All the black-hole ferry scenario lacks is hard evidence to support it. If a second black hole orbits the primary black hole in the galactic core, its presence might be detectable. Its tug on Sgr A* might cause a detectable wiggle. Clearly, astronomers still have a lot of work left to fully understand the processes at work in the galactic core.

smbh4
Dozens of young stars orbit at high speeds around the galaxy’s central black hole. By plotting the stars’ positions for years, astronomers calculated their orbits and estimated the mass of the black hole they encircle.
Astronomy: Jay Smith, after Andrea Ghez (UCLA)
Imaging The Black Hole

Fast-moving stars like S2 remain the best evidence that a black hole lies at the heart of the Milky Way. Other support includes periodic bursts of infrared light from Sgr A*. The bursts suggest the black hole spins, completing a turn every 17 minutes. Astronomers have also detected strong radio pulses coming from Sgr A*. This may indicate that packets of ultra-hot gas and dust are falling into the black hole.

But this is all still circumstantial evidence. The definitive proof might come if astronomers could actually image the black hole’s edge or “event horizon,” beyond which no light or matter can escape.

Radio energy passes through the veil of obscuring dust and gas around the galactic center, providing a way to directly image a black hole. By itself, a black hole is essentially invisible. But it would be detectable as a silhouette against the accretion disk of gas spiraling into it. The gas emits energy as it accelerates to high speeds around the black hole.

Light follows a highly curved path near a black hole, making its silhouette appear wider than it actually is. Bright rings or arcs, formed as the black hole bends or “lenses” light from background sources, might protrude from the silhouette’s edges.

In 2008, radio astronomers announced an important milestone in the study of our galaxy’s black hole. By combining the power of three radio telescopes, researchers detected features around Sgr A* as small as 31 million miles (50 million km) across. The study found that radio emission from Sgr A* is offset from the black hole, perhaps because it comes from an accretion disk. Astronomers hope the Event Horizon Telescope — a nearly Earth-sized radio observatory comprising about a dozen separate instruments — will be able to image the black hole’s silhouette in the next few years.

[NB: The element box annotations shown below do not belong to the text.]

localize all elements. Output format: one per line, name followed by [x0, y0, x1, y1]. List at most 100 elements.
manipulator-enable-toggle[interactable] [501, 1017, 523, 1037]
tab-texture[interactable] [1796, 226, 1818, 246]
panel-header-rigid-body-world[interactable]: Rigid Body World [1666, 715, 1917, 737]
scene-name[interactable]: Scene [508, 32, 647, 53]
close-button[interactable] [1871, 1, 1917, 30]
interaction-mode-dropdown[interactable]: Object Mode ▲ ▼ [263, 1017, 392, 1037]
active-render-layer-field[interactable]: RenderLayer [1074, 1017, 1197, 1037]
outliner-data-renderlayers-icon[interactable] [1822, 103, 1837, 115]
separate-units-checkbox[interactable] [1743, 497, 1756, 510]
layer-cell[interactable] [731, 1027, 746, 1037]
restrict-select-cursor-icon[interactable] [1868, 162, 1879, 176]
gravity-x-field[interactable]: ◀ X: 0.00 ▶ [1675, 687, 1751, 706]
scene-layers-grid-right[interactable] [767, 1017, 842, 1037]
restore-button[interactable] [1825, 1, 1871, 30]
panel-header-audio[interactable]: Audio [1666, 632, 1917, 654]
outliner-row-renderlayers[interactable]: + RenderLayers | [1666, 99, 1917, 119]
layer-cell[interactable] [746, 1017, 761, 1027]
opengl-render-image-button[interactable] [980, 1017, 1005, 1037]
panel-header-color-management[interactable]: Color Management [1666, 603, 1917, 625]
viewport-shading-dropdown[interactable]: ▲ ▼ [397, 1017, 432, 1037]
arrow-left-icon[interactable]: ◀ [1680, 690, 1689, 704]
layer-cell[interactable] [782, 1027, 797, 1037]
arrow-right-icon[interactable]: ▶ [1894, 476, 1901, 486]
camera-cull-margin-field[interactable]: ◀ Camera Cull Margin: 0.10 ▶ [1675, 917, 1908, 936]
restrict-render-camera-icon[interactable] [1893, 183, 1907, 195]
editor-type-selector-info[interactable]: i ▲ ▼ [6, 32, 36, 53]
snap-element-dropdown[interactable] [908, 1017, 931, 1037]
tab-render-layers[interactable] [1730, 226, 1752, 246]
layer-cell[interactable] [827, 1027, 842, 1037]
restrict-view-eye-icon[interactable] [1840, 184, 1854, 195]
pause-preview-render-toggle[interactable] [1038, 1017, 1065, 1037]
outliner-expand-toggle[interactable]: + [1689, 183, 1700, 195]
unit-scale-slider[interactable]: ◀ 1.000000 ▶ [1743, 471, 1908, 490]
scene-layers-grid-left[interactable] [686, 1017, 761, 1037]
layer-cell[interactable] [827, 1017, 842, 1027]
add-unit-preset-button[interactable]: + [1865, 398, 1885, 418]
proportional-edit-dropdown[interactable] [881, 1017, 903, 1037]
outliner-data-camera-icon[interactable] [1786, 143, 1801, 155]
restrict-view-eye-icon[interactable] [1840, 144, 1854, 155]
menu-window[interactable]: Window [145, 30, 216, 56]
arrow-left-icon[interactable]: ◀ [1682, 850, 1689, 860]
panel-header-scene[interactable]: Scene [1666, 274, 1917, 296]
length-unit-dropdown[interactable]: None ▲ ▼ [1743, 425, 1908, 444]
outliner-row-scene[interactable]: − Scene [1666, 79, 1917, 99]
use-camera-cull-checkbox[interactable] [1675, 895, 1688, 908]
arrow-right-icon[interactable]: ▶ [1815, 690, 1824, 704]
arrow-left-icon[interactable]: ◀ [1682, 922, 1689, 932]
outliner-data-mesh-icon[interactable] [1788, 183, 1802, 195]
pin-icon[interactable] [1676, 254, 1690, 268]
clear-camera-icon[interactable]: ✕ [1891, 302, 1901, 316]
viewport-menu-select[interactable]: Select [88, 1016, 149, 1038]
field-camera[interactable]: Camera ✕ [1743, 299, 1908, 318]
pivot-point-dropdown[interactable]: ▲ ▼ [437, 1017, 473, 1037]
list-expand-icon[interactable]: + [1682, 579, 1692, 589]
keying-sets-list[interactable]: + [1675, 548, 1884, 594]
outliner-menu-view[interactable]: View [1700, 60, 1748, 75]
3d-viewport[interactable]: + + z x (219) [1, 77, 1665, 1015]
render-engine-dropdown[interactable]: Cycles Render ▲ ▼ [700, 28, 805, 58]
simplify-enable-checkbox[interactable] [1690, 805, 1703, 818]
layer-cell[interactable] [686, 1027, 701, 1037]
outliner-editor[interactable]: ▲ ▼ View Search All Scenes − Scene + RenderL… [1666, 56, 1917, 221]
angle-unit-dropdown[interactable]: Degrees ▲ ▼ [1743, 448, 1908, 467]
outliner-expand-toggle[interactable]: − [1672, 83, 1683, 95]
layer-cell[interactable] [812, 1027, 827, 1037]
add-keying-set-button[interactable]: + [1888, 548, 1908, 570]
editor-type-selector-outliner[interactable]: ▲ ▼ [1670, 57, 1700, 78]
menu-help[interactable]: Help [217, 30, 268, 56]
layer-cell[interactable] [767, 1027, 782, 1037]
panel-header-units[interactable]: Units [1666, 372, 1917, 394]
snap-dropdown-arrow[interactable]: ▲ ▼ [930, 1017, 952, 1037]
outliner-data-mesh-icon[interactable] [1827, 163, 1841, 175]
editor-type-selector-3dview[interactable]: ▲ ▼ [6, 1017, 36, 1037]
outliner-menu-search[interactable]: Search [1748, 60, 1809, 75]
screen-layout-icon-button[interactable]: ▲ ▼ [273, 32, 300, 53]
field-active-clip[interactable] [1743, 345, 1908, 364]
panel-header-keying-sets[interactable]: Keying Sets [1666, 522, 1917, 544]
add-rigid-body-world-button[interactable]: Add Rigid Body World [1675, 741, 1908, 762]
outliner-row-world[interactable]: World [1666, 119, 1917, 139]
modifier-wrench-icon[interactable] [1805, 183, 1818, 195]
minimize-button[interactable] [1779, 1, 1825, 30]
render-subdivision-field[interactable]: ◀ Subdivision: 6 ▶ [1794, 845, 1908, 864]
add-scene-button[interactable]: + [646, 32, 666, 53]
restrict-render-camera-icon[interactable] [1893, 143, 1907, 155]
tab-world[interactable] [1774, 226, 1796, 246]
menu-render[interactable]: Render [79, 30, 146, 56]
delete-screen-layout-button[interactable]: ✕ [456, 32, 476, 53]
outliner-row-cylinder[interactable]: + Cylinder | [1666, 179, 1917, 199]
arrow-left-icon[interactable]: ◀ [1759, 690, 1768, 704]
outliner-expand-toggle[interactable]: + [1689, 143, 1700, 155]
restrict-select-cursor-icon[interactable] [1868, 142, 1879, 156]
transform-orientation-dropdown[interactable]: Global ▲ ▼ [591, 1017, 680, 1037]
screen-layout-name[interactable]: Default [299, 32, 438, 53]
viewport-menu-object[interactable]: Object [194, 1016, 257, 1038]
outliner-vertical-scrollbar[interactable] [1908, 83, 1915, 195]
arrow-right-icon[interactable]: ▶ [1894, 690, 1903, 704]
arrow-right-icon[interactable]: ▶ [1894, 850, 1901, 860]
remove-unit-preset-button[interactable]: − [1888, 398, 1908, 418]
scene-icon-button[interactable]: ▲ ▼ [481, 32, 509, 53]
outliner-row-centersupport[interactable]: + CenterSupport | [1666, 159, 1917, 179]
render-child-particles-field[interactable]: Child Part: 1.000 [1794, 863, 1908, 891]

Whatever the result, imaging the Milky Way’s central black hole will put the existence of black holes on a firmer footing and perhaps reveal important new insights about the evolution of galactic cores. A failure to see it will bring into question what we understand about the heart of our own galaxy — including the origins of the highspeed roller derby of young stars whizzing around its center.